Analysis of fatty residue in pottery from the Dalmatian Coast of Croatia revealed evidence of fermented dairy products -- soft cheeses and yogurts -- from about 7,200 years ago, according to an international team of researchers.
"This pushes back cheese-making by 4,000 years," said Sarah B. McClure, associate professor of anthropology.
The presence of milk in pottery in this area is seen as early as 7,700 years ago, 500 years earlier than fermented products, said the researchers. DNA analysis of the populations in this area indicate that the adults were lactose-intolerant, but the children remained able to consume milk comfortably up to the age of ten.
"First, we have milking around, and it was probably geared for kids because it is a good source of hydration and is relatively pathogen-free," said McClure. "It wouldn't be a surprise for people to give children milk from another mammal."
However, about 500 years later, the researchers see a shift not only from pure milk to fermented products, but also in the style and form of pottery vessels.
"Cheese production is important enough that people are making new types of kitchenware," said McClure. "We are seeing that cultural shift."
When only meat, fish and some milk residue is found in pottery, during the Early Neolithic, the pottery is a style called "Impressed Ware" found throughout the area.
500 years later, in the Middle Neolithic, another pottery style using different technology existed -- Danilo pottery -- which defines the era in this area and includes plates and bowls. There are three subtypes of Danilo pottery.
Figulina makes up five percent of this type and is highly fired and buff-colored, often slipped and decorated. All this pottery contained milk residue. The other Danilo wares contained animal fats and fresh water fish residue.
Rhyta, which are footed vessels with round bodies and are often animal- or human-shaped, have large openings on the sides and distinctive handles. The researchers found that three of the four rhyta in their sample showed evidence of cheese.

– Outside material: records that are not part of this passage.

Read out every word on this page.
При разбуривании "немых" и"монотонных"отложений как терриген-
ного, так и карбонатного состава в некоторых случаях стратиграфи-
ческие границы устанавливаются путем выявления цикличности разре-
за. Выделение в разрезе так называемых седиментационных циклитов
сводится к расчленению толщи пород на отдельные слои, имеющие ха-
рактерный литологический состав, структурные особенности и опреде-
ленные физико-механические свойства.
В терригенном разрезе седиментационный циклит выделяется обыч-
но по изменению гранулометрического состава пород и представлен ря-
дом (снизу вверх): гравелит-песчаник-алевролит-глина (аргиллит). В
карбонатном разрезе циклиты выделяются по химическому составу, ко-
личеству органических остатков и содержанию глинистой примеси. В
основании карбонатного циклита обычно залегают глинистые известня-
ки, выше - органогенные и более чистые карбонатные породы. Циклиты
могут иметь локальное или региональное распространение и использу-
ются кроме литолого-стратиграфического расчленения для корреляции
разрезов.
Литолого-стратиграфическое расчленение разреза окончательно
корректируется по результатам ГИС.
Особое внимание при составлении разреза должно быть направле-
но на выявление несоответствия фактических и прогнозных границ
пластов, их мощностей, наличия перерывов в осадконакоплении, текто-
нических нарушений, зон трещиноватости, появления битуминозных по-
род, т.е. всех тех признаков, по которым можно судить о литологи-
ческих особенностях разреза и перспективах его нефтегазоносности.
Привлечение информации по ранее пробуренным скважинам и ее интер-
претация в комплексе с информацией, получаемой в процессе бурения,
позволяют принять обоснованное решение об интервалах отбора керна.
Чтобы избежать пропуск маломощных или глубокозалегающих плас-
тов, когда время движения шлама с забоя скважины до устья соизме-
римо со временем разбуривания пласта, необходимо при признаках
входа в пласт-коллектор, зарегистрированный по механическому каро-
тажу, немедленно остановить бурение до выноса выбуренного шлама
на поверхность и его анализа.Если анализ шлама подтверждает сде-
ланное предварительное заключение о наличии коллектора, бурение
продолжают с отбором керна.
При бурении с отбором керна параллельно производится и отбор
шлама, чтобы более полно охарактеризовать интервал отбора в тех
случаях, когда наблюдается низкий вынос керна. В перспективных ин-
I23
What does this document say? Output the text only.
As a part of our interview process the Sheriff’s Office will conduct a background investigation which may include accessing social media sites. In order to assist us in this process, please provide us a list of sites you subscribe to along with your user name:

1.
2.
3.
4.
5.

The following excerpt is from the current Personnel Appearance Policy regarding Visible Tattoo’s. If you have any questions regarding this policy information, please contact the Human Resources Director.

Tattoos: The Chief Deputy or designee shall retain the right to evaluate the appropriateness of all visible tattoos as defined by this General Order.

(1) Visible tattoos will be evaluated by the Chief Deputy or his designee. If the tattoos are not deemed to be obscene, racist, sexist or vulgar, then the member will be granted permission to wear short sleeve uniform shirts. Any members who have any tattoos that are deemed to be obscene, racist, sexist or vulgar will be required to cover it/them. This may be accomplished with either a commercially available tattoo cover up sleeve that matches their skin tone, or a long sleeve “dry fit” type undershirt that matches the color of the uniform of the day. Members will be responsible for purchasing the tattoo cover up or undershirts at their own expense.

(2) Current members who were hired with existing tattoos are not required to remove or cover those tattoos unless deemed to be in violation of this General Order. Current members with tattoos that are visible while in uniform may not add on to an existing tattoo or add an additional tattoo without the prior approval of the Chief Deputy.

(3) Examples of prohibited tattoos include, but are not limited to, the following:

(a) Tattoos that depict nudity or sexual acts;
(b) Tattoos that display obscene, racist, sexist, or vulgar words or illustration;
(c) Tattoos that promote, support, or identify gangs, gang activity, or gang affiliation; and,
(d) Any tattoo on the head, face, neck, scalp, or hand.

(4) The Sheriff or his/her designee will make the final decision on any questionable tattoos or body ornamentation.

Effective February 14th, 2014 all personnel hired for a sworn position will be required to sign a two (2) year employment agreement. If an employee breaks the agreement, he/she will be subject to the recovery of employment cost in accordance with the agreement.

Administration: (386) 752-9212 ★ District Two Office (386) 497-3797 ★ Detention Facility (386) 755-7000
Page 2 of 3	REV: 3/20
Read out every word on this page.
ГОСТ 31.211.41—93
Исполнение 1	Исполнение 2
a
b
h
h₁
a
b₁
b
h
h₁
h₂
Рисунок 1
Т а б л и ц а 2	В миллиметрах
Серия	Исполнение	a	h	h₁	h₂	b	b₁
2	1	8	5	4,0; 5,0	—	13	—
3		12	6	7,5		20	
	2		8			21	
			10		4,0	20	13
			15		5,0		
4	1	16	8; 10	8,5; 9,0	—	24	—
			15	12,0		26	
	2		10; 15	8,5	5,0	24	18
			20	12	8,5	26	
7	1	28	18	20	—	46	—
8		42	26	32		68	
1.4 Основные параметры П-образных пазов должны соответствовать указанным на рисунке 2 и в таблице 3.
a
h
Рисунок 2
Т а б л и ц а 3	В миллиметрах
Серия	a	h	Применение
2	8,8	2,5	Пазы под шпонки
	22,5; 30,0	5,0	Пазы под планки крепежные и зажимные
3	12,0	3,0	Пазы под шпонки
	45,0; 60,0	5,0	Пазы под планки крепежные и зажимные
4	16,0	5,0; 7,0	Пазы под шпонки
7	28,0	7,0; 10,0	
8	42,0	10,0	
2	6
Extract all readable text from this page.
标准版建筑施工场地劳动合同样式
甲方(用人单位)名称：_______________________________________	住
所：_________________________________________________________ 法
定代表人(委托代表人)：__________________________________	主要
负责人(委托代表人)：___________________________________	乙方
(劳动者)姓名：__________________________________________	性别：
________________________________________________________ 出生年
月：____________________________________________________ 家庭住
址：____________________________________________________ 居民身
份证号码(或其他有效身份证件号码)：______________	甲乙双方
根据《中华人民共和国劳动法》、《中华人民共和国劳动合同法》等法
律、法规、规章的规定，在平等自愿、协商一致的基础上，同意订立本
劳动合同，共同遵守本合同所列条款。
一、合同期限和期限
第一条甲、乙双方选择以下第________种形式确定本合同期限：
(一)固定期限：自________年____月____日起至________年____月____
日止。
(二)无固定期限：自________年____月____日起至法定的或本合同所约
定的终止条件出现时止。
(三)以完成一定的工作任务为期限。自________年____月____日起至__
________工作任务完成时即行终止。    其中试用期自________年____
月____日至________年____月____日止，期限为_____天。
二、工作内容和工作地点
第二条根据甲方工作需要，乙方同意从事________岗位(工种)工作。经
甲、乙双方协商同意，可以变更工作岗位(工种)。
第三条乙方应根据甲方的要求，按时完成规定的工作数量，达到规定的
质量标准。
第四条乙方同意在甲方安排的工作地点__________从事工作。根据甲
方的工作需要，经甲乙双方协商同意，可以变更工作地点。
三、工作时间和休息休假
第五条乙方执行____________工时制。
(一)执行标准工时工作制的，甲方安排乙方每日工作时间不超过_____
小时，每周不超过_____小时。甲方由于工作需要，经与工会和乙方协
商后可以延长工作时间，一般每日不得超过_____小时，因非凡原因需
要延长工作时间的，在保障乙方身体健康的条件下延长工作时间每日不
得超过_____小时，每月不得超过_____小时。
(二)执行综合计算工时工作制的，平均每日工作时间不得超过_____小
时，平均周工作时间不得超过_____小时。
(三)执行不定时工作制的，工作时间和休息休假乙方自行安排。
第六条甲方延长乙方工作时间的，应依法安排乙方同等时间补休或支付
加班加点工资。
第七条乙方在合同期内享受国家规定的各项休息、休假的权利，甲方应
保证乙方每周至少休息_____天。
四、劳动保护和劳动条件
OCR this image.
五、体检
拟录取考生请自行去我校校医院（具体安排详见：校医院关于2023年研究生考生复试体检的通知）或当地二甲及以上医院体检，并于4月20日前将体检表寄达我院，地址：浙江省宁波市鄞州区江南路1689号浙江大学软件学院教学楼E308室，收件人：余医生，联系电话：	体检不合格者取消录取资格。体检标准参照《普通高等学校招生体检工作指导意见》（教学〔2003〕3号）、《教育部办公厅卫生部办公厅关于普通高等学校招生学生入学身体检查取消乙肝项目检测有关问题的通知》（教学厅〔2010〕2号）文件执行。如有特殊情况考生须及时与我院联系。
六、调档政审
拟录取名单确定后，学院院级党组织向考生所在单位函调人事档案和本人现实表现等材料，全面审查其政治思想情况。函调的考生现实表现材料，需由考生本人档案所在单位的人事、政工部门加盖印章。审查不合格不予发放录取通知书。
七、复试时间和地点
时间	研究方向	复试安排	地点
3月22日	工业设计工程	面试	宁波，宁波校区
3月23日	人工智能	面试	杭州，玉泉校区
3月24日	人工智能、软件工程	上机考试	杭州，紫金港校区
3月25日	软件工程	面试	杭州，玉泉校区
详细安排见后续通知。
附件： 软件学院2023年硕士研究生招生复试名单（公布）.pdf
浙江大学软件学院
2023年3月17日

The third category of Danilo ware is sieves, which are often used in cheese-making to strain treated milk when it separates into curds and whey. Three of the four sieves in the sample showed evidence of secondary milk processing into either cheese or other fermented dairy products.
"This is the earliest documented lipid residue evidence for fermented dairy in the Mediterranean region, and among the earliest documented anywhere to date," the researchers report today (Sept. 5) in PLOS One.
The researchers looked at pottery from two sites in Croatia in Dalmatia -- Pokrovnik and Danilo Bitinj. When possible, they selected samples from unwashed pottery, but because some pottery forms are rarer, used washed samples for the sieves. They tested the pottery residue for carbon isotopes, which can indicate the type of fat and can distinguish between meat, fish, milk and fermented milk products. They used radiocarbon dating on bone and seeds to determine the pottery's age.
According to the researchers, dairying -- and especially cheese and fermented milk products -- may have opened northern European areas for farming because it reduced infant mortality and allowed for earlier weaning, decreasing the birth interval and potentially increasing population. It also supplied a storable form of nutrition for adults, because the fermentation of cheese and yogurt reduce the lactose content of milk products, making it palatable for adults as well as children.
With a food source that could buffer the risk of farming in colder northern climates, farmers could expand their territories.
Other researchers at Penn State included Douglas Kennett, head and professor of anthropology; Brendan J. Culleton, assistant research professor of anthropology; Thomas K. Harper, postdoctoral fellow in anthropology; and Katherine H. Freeman, Evan Pugh Professor of Geosciences.
Also participating were Clayton Magill, Charles Lyell Research Fellow, Institute of Life and Earth Sciences, Heriot-Watt University, Edinburg, U.K.; Emil Podrug, senior curator, Muzej grada ?ibenika, ?ibenik, Croatia; and Andrew M.T. Moore, dean emeritus and professor emeritus of archaeology, Rochester Institute of Technology.
The National Science Foundation and the National Geographic Foundation supported this work.